BY MARC SILVESTRINI, REPUBLICAN-AMERICAN
Waterbury Garment LLC, a company that was founded in the Brass City in 1921, has shut down its local operation following its sale to a New York City-based clothing maker.
The company, which was headquartered at 1669 Thomaston Ave., has ceased operations, leaving between 30 and 40 people out of work Joseph Kordorsky, the company's comptroller, confirmed Monday.
Waterbury Garment, which designed, manufactured and distributed children's sleepwear for large retailers such as Sears and JCPenney, was sold in late October to Charles Komar & Sons Inc., which makes women's and children's underwear and lingerie, Kordorsky said.
A small group of workers, including Kordorsky, remains at the company's Waterbury headquarters to tie up loose ends, he said. The company is expected to close for good by the end of the year.

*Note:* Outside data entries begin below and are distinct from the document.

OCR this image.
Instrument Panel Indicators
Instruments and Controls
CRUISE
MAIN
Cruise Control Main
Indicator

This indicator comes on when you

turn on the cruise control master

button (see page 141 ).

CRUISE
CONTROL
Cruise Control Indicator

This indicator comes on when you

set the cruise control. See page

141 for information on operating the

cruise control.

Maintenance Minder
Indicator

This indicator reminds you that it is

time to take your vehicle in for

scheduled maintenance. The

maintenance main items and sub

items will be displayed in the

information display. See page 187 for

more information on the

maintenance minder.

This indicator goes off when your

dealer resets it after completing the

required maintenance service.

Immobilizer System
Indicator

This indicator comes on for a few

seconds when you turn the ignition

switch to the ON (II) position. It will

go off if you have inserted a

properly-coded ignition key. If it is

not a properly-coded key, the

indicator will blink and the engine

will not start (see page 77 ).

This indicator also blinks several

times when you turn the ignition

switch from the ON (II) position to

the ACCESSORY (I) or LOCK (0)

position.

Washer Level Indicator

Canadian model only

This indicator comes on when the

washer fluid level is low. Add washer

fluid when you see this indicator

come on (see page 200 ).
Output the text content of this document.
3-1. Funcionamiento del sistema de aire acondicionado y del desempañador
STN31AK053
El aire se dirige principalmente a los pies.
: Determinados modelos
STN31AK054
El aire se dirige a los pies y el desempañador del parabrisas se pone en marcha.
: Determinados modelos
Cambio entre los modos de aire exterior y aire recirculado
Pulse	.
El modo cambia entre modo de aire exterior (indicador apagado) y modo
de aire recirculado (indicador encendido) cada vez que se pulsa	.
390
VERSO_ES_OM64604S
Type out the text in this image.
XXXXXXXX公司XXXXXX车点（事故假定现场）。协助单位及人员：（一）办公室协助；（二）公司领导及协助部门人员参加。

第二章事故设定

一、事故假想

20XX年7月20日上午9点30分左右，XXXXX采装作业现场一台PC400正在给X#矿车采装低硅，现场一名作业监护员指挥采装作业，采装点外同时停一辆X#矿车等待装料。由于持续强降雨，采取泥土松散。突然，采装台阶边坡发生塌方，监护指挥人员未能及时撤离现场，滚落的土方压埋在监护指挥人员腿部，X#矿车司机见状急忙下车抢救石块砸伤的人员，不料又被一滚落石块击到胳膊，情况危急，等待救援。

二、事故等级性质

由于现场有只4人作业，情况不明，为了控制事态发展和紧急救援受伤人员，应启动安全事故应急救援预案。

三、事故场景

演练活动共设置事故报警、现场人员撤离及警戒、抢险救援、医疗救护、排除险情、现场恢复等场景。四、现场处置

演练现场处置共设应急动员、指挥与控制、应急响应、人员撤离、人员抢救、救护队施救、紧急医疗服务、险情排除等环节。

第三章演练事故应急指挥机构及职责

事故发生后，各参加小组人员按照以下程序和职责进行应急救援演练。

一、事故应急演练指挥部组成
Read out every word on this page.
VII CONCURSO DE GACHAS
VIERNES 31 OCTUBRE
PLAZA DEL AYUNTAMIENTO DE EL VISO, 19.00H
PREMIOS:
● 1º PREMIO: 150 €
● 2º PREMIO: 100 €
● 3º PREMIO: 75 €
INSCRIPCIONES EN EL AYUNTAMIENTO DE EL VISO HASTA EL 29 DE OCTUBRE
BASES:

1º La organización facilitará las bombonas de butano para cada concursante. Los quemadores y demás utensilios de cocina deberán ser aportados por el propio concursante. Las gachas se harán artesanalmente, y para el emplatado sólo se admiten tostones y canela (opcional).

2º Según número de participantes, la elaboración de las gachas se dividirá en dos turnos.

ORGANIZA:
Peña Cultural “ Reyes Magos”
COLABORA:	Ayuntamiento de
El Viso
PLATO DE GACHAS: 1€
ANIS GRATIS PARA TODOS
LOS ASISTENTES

The workers who lost their jobs were provided with severance packages, Kordorsky said.
Repeated attempts to contact Lawrence Brownstein, the company's president and the grandson of its founder, Harry Brownstein, were not successful. Attempts to reach Jack Brownstein, Harry's son and the company's chairman, were also unsuccessful.
The sale of Waterbury Garment has also forced the closing of the Magnolia Garment distribution center in Tylertown, Miss., according to a report published Sunday in the McComb Enterprise-Journal. The Tylertown facility will close Dec. 31, leaving about 28 local employees out of work, the report said.
Waterbury Garment also operated a design center and showroom in New York City known as "Jackie's Girls," and had remote offices in Chicago and Cambodia, according to its Web site. The sale's effect on the showroom and remote offices was not clear.
The company was founded as Waterbury Apron Co. in a store on Baldwin Street in 1921. It relocated to a 50,000-square-foot facility at 215 Cherry St. several years later, and purchased its present headquarters in the Waterville section of Waterbury from Burlington Industries in 1962.
The four-story, 240,000-square-foot Thomaston Avenue plant was once owned by Scovill Manufacturing Co. and is the former home of Princeton Knitting Mills.
"It's just one of those unfortunate things that can happen in a tough economy," said Kordorsky, who indicated the announcement of the sale and subsequent closing of the company caught many of its workers by surprise.